Mind control was not the only weapon in her arsenal, however. She had another. It was called “Air Crash Investigation”. Being afraid of flying, she felt that the most sensible course of action before taking a flight would be watching a month’s worth of episodes of a show that cheerfully combined rational, scientific analyses of the myriad things that could go wrong when you’re sitting up in the sky in a huge tin can with tiny wings with dramatic re-enactments of huge tin cans in the sky bursting into flames or deciding on short notice not to be in the sky any more.
It was an unorthodox approach, but it seems to have worked. Mrs 23thorns is no longer afraid of flying. She has become so adept at controlling the momentum of a 300 000 ton aircraft through seat-gripping-assisted mind control that she’s no longer afraid.
Besides, she has a new thing to be afraid of. Australia. Or, more specifically, Australian customs control.
Australia, it’s easy to forget, is an island. A huge island, but an island no less. This means that its ecosystem is a tad vulnerable. Australia has a unique ecosystem. It was dominated by marsupials. Until we got there and started screwing it up. It started more than five thousand years ago, with dingoes. Since then, Australia has been invaded by rabbits, cane toads, feral pigs and hundred others. And that’s just the animals. It’s worse when you look at the plants.
As a result of this, Australian customs officials are a little antsy. They’re not just looking out for drugs or fake Armani handbags. They’re looking out for the next wave of biological invaders that will destroy their home.
Mrs 23thorns is a little disturbed by this, in the same sort of way that Donald Trump is a little keen on publicity. She is a little concerned that she is going to get pulled aside at customs control and jailed for life for trying to destroy Australia.
This is not a completely irrational fear. She’s been at the TV again. She’s found a show called “Border Security”, in which Australian customs agents arrest oriental people on a daily basis for trying to bring unregistered marmots into the country.
It’s also not an inconsequential fear. Mrs 23thorns has been to Australia before. Where she got pulled aside by the Border Security agents, even though she is not, to the best of my knowledge, Chinese.
This was not a random occurrence. She had, you see, answered the question “have you been on a farm in the last two weeks?” with a resounding “yes!”
She had not been on a farm. She had been to our son’s nursery school. Where they have some ducks. And a pig. She was briefly detained, and shortly released by a perplexed customs agent.
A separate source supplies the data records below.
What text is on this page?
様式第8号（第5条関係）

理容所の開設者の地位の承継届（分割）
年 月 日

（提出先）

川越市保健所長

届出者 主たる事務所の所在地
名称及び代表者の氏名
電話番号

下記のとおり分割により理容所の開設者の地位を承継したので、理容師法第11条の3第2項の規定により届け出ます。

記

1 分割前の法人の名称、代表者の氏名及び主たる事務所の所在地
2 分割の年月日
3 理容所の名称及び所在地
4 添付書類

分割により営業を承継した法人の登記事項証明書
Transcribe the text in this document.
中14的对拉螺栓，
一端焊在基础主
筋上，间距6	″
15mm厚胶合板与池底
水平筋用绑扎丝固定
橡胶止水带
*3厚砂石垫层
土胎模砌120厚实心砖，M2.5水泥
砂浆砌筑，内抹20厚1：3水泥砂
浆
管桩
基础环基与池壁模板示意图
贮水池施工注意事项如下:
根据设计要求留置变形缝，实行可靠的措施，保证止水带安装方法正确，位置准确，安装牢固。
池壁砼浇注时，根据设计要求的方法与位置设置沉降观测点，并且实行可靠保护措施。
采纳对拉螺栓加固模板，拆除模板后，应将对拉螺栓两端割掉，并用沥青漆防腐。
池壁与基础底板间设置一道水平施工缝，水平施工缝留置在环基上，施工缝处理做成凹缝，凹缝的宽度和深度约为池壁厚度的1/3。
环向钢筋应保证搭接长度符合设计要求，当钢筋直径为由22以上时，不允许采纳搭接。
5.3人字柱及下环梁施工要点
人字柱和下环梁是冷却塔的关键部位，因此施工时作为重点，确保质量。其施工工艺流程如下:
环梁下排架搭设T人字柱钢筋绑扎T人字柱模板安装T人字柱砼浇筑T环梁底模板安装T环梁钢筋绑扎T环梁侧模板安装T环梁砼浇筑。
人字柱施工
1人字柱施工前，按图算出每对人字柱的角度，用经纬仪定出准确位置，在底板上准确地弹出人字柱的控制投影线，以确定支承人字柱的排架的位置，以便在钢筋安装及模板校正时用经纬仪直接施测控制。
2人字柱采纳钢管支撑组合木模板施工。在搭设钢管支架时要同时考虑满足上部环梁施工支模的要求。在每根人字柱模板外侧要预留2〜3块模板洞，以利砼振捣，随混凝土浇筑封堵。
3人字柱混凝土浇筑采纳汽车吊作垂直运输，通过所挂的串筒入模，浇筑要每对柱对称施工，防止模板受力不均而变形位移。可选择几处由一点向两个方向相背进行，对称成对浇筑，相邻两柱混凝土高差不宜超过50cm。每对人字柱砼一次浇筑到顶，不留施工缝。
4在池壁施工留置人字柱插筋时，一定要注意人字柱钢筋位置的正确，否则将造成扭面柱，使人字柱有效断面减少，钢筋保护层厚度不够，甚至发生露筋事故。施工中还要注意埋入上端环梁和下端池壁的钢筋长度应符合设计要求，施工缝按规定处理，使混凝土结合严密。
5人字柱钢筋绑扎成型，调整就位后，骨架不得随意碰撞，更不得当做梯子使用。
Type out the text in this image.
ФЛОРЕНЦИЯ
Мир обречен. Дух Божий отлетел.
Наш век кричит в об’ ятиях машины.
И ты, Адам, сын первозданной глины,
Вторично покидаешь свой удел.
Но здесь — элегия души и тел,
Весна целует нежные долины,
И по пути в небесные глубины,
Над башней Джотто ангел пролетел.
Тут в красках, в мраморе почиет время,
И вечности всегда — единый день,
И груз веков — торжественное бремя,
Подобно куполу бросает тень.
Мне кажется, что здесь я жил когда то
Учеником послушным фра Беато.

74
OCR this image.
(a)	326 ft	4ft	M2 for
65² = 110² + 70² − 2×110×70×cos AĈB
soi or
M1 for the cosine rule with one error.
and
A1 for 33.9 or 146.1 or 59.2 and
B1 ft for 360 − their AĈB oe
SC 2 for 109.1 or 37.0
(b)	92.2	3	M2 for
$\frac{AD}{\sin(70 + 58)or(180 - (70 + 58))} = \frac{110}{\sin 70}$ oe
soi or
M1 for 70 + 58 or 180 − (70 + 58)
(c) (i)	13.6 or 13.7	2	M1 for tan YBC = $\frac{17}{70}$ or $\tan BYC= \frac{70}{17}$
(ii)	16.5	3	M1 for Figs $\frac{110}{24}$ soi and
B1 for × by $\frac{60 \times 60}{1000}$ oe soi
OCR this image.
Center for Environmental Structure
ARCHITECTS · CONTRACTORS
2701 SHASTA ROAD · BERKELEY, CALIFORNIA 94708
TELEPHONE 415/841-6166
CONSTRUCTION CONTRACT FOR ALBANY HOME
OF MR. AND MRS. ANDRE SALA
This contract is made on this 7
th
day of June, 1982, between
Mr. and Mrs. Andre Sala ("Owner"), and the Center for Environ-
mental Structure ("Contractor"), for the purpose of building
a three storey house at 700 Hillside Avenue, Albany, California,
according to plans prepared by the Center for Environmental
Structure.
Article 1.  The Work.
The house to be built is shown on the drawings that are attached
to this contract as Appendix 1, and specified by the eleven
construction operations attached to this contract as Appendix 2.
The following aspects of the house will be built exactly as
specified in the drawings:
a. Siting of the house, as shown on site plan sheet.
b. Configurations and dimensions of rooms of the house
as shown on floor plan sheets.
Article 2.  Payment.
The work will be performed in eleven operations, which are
And now she’s doing it all again. She hasn’t been sleeping well these past few months. It’s fear. She wants to take her African earrings with her. They’re made of wood. Brightly painted, varnished wood. Australian customs agents are going to ask her if she’s bringing any organic matter into the country.
She’s going to say yes. And she’s going to get called aside to an interrogation room. Where she will show them her earrings and ask if they want her to sign a confession. They are going to send her on her way. After taking a picture. Which they will stick up in their control room. With a label on it. A label saying “Crazy Lady. Do not confront”
All this is not necessarily a bad thing. It will help her pass the time, and besides, if they’re too busy worrying about her earrings, they’ll never find the eight kilograms of pure heroin she has sewn into her underwear.